On Adaptive Estimation for Dynamic Bernoulli Bandits

TL;DR

This paper introduces adaptive estimation techniques for dynamic Bernoulli bandits, enhancing existing algorithms like $psilon$-Greedy, UCB, and Thompson sampling to better track changing reward distributions without prior knowledge.

Contribution

The paper proposes simple, adaptive versions of standard bandit algorithms that effectively handle non-stationary reward environments without requiring prior information.

Findings

Adaptive algorithms outperform traditional methods in dynamic settings.

The new methods are easy to implement and do not need prior knowledge.
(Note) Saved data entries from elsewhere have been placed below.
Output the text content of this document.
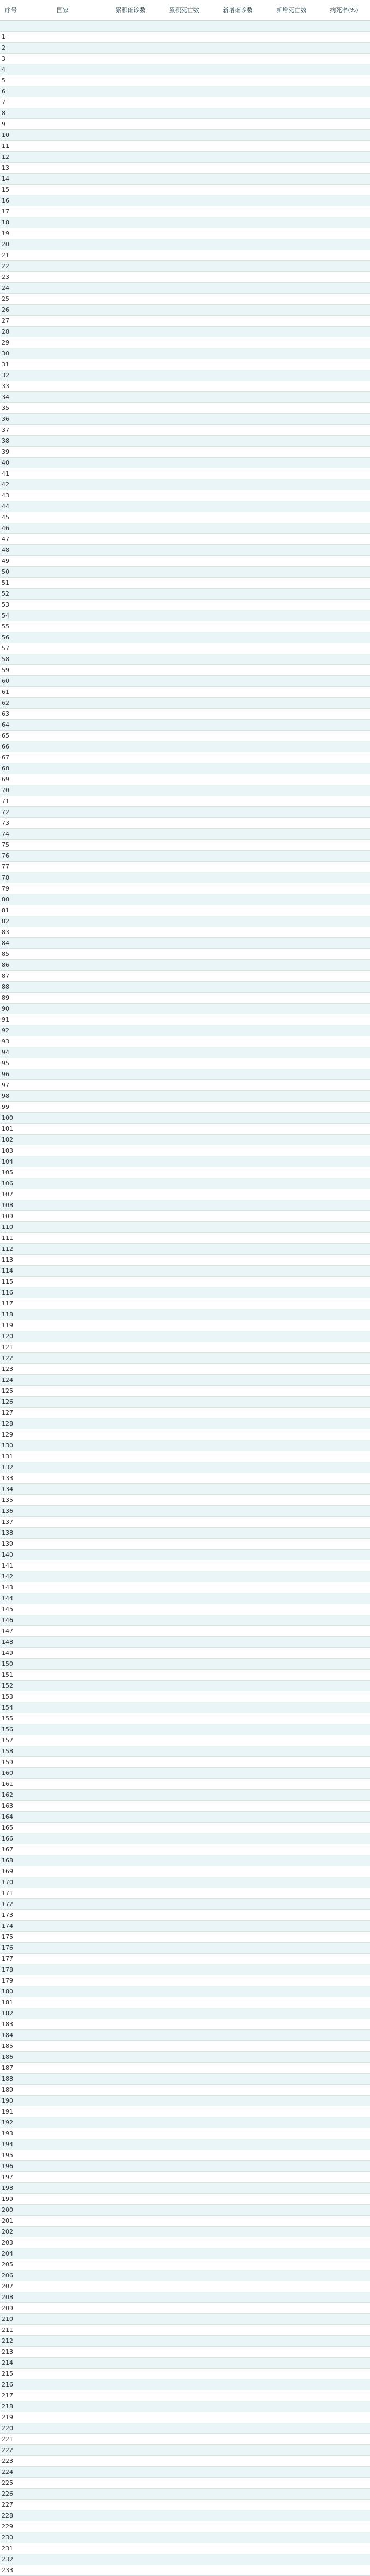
序号	国家	累积确诊数	累积死亡数	新增确诊数	新增死亡数	病死率(%)

1						
2						
3						
4						
5						
6						
7						
8						
9						
10						
11						
12						
13						
14						
15						
16						
17						
18						
19						
20						
21						
22						
23						
24						
25						
26						
27						
28						
29						
30						
31						
32						
33						
34						
35						
36						
37						
38						
39						
40						
41						
42						
43						
44						
45						
46						
47						
48						
49						
50						
51						
52						
53						
54						
55						
56						
57						
58						
59						
60						
61						
62						
63						
64						
65						
66						
67						
68						
69						
70						
71						
72						
73						
74						
75						
76						
77						
78						
79						
80						
81						
82						
83						
84						
85						
86						
87						
88						
89						
90						
91						
92						
93						
94						
95						
96						
97						
98						
99						
100						
101						
102						
103						
104						
105						
106						
107						
108						
109						
110						
111						
112						
113						
114						
115						
116						
117						
118						
119						
120						
121						
122						
123						
124						
125						
126						
127						
128						
129						
130						
131						
132						
133						
134						
135						
136						
137						
138						
139						
140						
141						
142						
143						
144						
145						
146						
147						
148						
149						
150						
151						
152						
153						
154						
155						
156						
157						
158						
159						
160						
161						
162						
163						
164						
165						
166						
167						
168						
169						
170						
171						
172						
173						
174						
175						
176						
177						
178						
179						
180						
181						
182						
183						
184						
185						
186						
187						
188						
189						
190						
191						
192						
193						
194						
195						
196						
197						
198						
199						
200						
201						
202						
203						
204						
205						
206						
207						
208						
209						
210						
211						
212						
213						
214						
215						
216						
217						
218						
219						
220						
221						
222						
223						
224						
225						
226						
227						
228						
229						
230						
231						
232						
233						
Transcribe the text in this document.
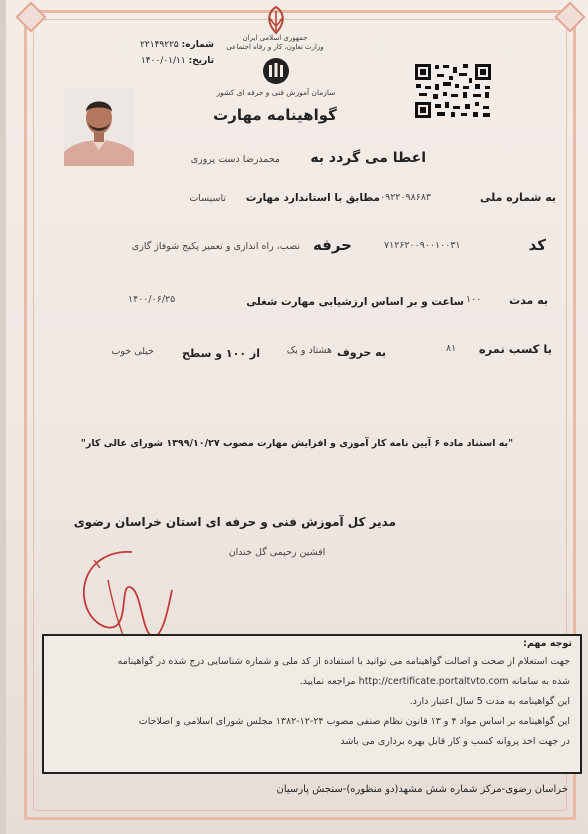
جمهوری اسلامی ایران
وزارت تعاون، کار و رفاه اجتماعی
شماره: ۲۲۱۴۹۲۲۵
تاریخ: ۱۴۰۰/۰۱/۱۱
سازمان آموزش فنی و حرفه ای کشور
گواهینامه مهارت
اعطا می گردد به
محمدرضا دست پروری
به شماره ملی
۰۹۲۲۰۹۸۶۸۳
مطابق با استاندارد مهارت
تاسیسات
کد
۷۱۲۶۲۰۰۹۰۰۱۰۰۳۱
حرفه
نصب، راه اندازی و تعمیر پکیج شوفاژ گازی
به مدت
۱۰۰
ساعت و بر اساس ارزشیابی مهارت شغلی
۱۴۰۰/۰۶/۲۵
با کسب نمره
۸۱
به حروف
هشتاد و یک
از ۱۰۰ و سطح
خیلی خوب
"به استناد ماده ۶ آیین نامه کار آموزی و افزایش مهارت مصوب ۱۳۹۹/۱۰/۲۷ شورای عالی کار"
مدیر کل آموزش فنی و حرفه ای استان خراسان رضوی
افشین رحیمی گل خندان
توجه مهم:
جهت استعلام از صحت و اصالت گواهینامه می توانید با استفاده از کد ملی و شماره شناسایی درج شده در گواهینامه
شده به سامانه http://certificate.portaltvto.com مراجعه نمایید.
این گواهینامه به مدت 5 سال اعتبار دارد.
این گواهینامه بر اساس مواد ۴ و ۱۳ قانون نظام صنفی مصوب ۲۴-۱۲-۱۳۸۲ مجلس شورای اسلامی و اصلاحات
در جهت اخذ پروانه کسب و کار قابل بهره برداری می باشد
خراسان رضوی-مرکز شماره شش مشهد(دو منظوره)-سنجش پارسیان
Numerical results demonstrate significant improvements in tracking changing rewards.

Abstract

The multi-armed bandit (MAB) problem is a classic example of the exploration-exploitation dilemma. It is concerned with maximising the total rewards for a gambler by sequentially pulling an arm from a multi-armed slot machine where each arm is associated with a reward distribution. In static MABs, the reward distributions do not change over time, while in dynamic MABs, each arm's reward distribution can change, and the optimal arm can switch over time. Motivated by many real applications where rewards are binary, we focus on dynamic Bernoulli bandits. Standard methods like $\epsilon$-Greedy and Upper Confidence Bound (UCB), which rely on the sample mean estimator, often fail to track changes in the underlying reward for dynamic problems. In this paper, we overcome the shortcoming of slow response to change by deploying adaptive estimation in the standard methods and propose a new family of algorithms, which are adaptive versions of $\epsilon$-Greedy, UCB, and Thompson sampling. These new methods are simple and easy to implement. Moreover, they do not require any prior knowledge about the dynamic reward process, which is important for real applications. We examine the new algorithms numerically in different scenarios and the results show solid improvements of our algorithms in dynamic environments.